Predicted | away | draw | home |
---|---|---|---|

Actual | |||

away | 77 | 0 | 32 |

draw | 26 | 3 | 55 |

home | 33 | 7 | 147 |

As we can see, when we predicted 'away' as the result, we correctly predicted 79 / 109 results, a hit rate of 70.6%. However, when we look at our draw hit rate, we only predicted 6 / 84 correctly, meaning we only had a hit rate of around 8.3%. For a more in depth analysis of our predictions, please skip to the Analysing Predictions & Staking Strategies section of the tutorial.

Before we move on, however, let's use our model to predict the 17/18 season and compare how we went with the odds.

```
# Get test predictions
test_lr = LogisticRegression(**best_lr_params)
test_lr.fit(all_x, all_y)
test_predictions_probs = lr.predict_proba(test_x)
test_predictions = lr.predict(test_x)
test_ll = log_loss(test_y, test_predictions_probs)
test_accuracy = (test_predictions == test_y).mean()
print("Our predictions for the 2017/18 season have a log loss of: {0:.5f} and an accuracy of: {1:.2f}".format(test_ll, test_accuracy))
```

```
# Get accuracy and log loss based on the odds
odds_ll = log_loss(test_y, 1 / test_x[['f_awayOdds', 'f_drawOdds', 'f_homeOdds']])
odds_predictions = test_x[['f_awayOdds', 'f_drawOdds', 'f_homeOdds']].apply(lambda row: row.idxmin()[2:6], axis=1).values
odds_accuracy = (odds_predictions == le.inverse_transform(test_y)).mean()
print("Odds predictions for the 2017/18 season have a log loss of: {0:.5f} and an accuracy of: {1:.3f}".format(odds_ll, odds_accuracy))
```

## Results¶

There we have it!
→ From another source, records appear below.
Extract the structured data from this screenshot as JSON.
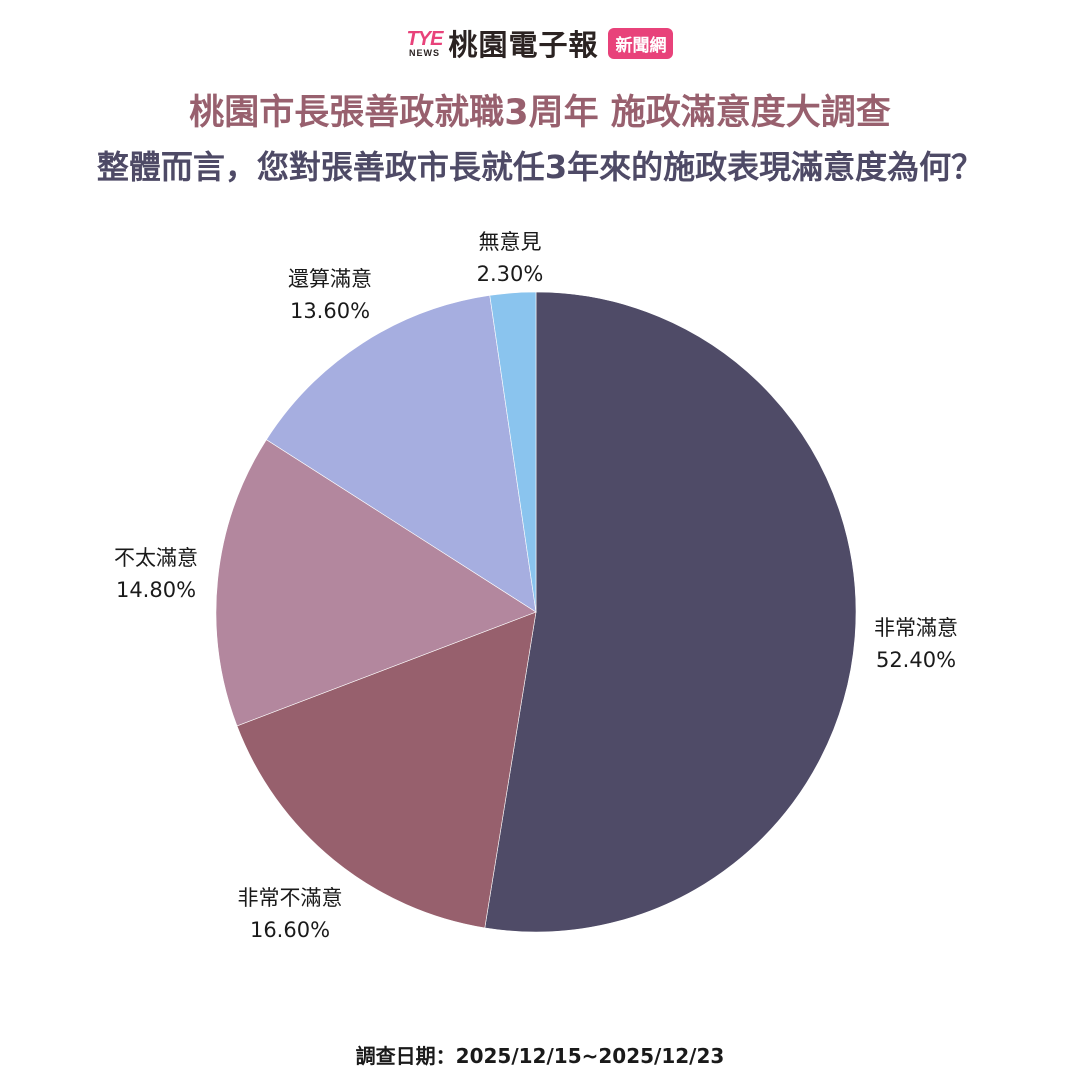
{
  "header": {
    "logo_mark": "TYE",
    "logo_news": "NEWS",
    "logo_name": "桃園電子報",
    "logo_badge": "新聞網",
    "brand_color": "#e8427a"
  },
  "title": "桃園市長張善政就職3周年  施政滿意度大調查",
  "subtitle": "整體而言，您對張善政市長就任3年來的施政表現滿意度為何？",
  "footer": "調查日期：2025/12/15~2025/12/23",
  "labels": [
    {
      "name": "非常滿意",
      "pct": "52.40%"
    },
    {
      "name": "非常不滿意",
      "pct": "16.60%"
    },
    {
      "name": "不太滿意",
      "pct": "14.80%"
    },
    {
      "name": "還算滿意",
      "pct": "13.60%"
    },
    {
      "name": "無意見",
      "pct": "2.30%"
    }
  ],
  "chart_data": {
    "type": "pie",
    "title": "桃園市長張善政就職3周年  施政滿意度大調查",
    "subtitle": "整體而言，您對張善政市長就任3年來的施政表現滿意度為何？",
    "categories": [
      "非常滿意",
      "非常不滿意",
      "不太滿意",
      "還算滿意",
      "無意見"
    ],
    "values": [
      52.4,
      16.6,
      14.8,
      13.6,
      2.3
    ],
    "unit": "%",
    "colors": [
      "#4f4b67",
      "#97606d",
      "#b3879e",
      "#a6aee0",
      "#8ac4ee"
    ],
    "start_angle": "12 o'clock",
    "direction": "clockwise",
    "legend": "none (direct labels outside slices)",
    "note": "調查日期：2025/12/15~2025/12/23"
  }
}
The odds predicted 54.5% of EPL games correctly in the 2017/18 season, whilst our model predicted 54% correctly. This is a decent result for the first iteration of our model. In future iterations, we could wait a certain number of matches each season and calculate EMAs for on those first n games. This may help the issue of players switching clubs and teams becoming relatively stronger/weaker compared to previous seasons.